Jacqueline Jacobs
Group leader
EmailDuring my MSc training in Medical Biology at the University of Nijmegen, from which I graduated in 1996 (Cum Laude), I became fascinated by the complexity of the molecular mechanisms underlying cancer. I chose to perform my PhD studies at the Netherlands Cancer Institute (NKI) with Dr. Maarten van Lohuizen to investigate the underlying basis for the oncogenic activity of the Polycomb-group gene BMI1. I identified the INK4a/ARF tumor suppressor locus as a critical target of transcriptional repression by BMI1, through which BMI1 controls cell proliferation, senescence, apoptosis and oncogenic transformation. I then developed genome-wide functional genetic screens in mammalian cells to obtain further insights in INK4A/ARF-controlled senescence, leading to the identification of TBX2 as a novel immortalizing oncogene that directly represses the p19ARF promoter and is amplified in human breast cancer.

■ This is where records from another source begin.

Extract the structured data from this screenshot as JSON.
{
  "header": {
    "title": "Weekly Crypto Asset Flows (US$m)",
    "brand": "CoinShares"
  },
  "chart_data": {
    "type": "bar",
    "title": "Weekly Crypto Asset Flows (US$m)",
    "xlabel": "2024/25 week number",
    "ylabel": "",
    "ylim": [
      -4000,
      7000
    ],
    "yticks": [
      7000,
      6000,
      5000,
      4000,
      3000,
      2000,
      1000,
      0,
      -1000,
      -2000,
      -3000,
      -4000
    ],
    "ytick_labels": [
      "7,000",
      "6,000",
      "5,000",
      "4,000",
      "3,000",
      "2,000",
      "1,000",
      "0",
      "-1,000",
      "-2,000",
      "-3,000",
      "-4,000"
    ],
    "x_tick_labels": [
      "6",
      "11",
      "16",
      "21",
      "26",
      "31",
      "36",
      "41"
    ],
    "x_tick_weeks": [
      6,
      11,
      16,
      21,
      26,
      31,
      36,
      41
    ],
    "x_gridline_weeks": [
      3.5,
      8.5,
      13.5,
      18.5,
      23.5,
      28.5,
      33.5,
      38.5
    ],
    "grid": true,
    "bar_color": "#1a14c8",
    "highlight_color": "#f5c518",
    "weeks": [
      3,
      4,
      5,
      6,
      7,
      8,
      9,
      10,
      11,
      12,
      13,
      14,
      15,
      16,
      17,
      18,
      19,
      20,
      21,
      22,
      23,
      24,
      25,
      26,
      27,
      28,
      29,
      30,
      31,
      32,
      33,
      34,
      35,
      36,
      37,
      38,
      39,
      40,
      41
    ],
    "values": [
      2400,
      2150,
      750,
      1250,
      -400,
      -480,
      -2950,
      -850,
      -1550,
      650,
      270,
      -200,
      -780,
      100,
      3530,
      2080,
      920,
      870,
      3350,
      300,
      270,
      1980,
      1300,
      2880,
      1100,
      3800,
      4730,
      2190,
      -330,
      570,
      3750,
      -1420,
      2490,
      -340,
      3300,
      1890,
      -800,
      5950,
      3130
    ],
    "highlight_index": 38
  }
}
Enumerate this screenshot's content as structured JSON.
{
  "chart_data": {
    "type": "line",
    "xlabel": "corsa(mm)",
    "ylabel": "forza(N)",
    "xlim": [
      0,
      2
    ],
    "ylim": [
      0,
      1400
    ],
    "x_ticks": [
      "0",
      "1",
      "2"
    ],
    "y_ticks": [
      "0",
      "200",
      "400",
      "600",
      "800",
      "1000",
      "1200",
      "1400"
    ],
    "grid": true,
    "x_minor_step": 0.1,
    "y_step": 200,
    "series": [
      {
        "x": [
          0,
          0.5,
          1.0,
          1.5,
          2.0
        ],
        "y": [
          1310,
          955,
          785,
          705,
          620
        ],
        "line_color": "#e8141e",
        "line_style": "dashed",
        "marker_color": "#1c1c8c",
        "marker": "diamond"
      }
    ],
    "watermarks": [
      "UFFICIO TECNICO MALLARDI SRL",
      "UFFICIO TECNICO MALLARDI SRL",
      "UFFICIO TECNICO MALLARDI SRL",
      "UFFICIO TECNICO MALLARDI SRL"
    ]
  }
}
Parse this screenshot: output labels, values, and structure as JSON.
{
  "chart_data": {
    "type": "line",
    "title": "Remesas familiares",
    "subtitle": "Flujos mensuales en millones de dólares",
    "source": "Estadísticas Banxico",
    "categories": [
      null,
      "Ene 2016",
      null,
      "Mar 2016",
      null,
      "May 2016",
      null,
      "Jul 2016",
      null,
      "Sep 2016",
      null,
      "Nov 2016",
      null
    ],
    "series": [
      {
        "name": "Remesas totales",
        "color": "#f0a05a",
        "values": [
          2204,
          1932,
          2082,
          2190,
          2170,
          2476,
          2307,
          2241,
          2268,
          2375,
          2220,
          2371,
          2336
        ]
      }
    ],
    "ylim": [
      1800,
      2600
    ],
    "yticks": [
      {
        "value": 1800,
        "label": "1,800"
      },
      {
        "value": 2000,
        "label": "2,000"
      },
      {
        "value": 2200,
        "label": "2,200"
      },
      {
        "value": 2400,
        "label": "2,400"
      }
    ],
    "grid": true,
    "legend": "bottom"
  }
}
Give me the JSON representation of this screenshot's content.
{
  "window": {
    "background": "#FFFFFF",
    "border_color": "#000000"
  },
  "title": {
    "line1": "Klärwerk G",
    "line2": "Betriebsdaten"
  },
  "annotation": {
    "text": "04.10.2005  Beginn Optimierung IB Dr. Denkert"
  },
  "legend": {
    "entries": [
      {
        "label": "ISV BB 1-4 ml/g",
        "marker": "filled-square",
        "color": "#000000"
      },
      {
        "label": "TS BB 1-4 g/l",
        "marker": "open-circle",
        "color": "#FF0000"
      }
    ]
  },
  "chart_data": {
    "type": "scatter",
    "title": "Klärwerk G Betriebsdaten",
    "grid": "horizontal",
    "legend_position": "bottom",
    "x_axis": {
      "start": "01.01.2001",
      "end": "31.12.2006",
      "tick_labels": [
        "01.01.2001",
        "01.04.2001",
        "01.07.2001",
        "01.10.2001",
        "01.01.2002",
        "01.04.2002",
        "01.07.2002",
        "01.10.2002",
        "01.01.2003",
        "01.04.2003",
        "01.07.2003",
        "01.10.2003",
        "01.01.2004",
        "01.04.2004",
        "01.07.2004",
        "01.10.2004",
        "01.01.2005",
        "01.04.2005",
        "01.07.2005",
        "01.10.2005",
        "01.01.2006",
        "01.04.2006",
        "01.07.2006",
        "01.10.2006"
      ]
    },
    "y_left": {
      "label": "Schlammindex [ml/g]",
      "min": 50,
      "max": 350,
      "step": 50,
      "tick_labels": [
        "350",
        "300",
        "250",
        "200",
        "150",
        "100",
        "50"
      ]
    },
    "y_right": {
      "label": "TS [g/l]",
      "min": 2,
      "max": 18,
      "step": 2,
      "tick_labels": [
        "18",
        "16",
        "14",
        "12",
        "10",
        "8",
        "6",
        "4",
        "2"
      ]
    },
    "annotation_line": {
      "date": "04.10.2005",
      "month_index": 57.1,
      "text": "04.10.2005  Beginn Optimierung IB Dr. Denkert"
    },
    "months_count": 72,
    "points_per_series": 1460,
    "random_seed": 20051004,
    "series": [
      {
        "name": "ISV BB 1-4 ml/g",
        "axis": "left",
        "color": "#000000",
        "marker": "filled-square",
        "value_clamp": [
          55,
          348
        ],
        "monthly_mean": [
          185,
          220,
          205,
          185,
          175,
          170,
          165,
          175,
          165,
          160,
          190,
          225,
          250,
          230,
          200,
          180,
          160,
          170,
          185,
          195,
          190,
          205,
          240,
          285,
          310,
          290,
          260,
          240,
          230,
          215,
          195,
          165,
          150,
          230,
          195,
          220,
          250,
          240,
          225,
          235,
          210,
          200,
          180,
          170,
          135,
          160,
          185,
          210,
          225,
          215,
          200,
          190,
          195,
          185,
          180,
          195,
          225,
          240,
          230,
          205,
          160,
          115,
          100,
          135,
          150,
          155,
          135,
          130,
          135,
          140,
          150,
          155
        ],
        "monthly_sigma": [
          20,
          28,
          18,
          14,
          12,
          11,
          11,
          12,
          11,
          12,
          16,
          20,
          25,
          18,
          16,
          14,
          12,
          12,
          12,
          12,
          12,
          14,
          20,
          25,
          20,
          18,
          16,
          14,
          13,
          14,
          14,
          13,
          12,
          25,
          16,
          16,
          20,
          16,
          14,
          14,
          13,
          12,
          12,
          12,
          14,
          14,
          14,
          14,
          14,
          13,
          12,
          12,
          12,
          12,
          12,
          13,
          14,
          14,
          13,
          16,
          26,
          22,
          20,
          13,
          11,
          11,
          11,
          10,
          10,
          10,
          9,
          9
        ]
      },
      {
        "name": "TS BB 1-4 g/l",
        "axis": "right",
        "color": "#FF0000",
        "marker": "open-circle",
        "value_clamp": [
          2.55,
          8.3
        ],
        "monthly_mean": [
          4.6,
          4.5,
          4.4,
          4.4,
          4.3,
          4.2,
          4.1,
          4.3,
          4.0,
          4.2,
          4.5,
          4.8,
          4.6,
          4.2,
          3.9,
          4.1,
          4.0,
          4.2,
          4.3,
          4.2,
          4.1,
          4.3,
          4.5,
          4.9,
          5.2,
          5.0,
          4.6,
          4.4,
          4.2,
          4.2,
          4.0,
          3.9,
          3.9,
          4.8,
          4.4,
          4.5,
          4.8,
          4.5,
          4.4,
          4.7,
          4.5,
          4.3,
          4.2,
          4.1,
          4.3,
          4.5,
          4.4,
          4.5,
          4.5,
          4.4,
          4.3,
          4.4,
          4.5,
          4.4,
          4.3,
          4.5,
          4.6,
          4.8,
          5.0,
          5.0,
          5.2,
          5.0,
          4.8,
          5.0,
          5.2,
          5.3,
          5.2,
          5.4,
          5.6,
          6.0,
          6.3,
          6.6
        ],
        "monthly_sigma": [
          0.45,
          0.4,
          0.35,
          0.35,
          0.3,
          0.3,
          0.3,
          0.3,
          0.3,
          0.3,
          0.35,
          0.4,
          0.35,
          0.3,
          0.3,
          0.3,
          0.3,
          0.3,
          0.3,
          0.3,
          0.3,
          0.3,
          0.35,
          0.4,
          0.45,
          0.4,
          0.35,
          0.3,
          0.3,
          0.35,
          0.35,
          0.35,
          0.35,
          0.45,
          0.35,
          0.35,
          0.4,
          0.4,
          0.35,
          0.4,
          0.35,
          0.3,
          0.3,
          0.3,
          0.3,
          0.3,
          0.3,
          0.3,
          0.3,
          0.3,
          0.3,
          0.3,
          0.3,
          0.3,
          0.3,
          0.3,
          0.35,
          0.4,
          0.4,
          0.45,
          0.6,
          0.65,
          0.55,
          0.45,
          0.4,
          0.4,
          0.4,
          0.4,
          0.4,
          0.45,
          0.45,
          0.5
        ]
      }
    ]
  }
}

For my PhD research I was awarded with a Cum Laude PhD degree from the University of Utrecht in 2000 and with the Antoni van Leeuwenhoek Award 1999. Until the end of 2001 I continued working as a postdoc with Dr. Maarten van Lohuizen to obtain further insights cellular senescence, replicative life span and oncogene collaboration during malignant transformation.
I then obtained a personal KWF (Dutch Cancer Society) fellowship to join the lab of prof. dr. Titia de Lange at the Rockefeller University in New York from 2002-2004, for postdoctoral training on telomere dysfunction as cause of cellular senescence. Supported by the same KWF fellowship I returned to the NKI in July 2004 to continue working on telomere damage responses independently, which was subsequently supported by KWF project grants and a personal VIDI grant from NWO (Dutch Research Council) in 2005 and 2006. In 2008 I was appointed at the NKI as junior group leader (tenure-track).
In 2012 I became a tenured research group leader, was selected as EMBO Young Investigator by the European Molecular Biology Organization and awarded with an ERC Starting Grant. Since the establishment of my group, my research activity focuses on the molecular mechanisms underlying the control of DNA damage responses and DNA repair activities at telomeres and DNA breaks, as they are critical in cancer development and cancer treatment.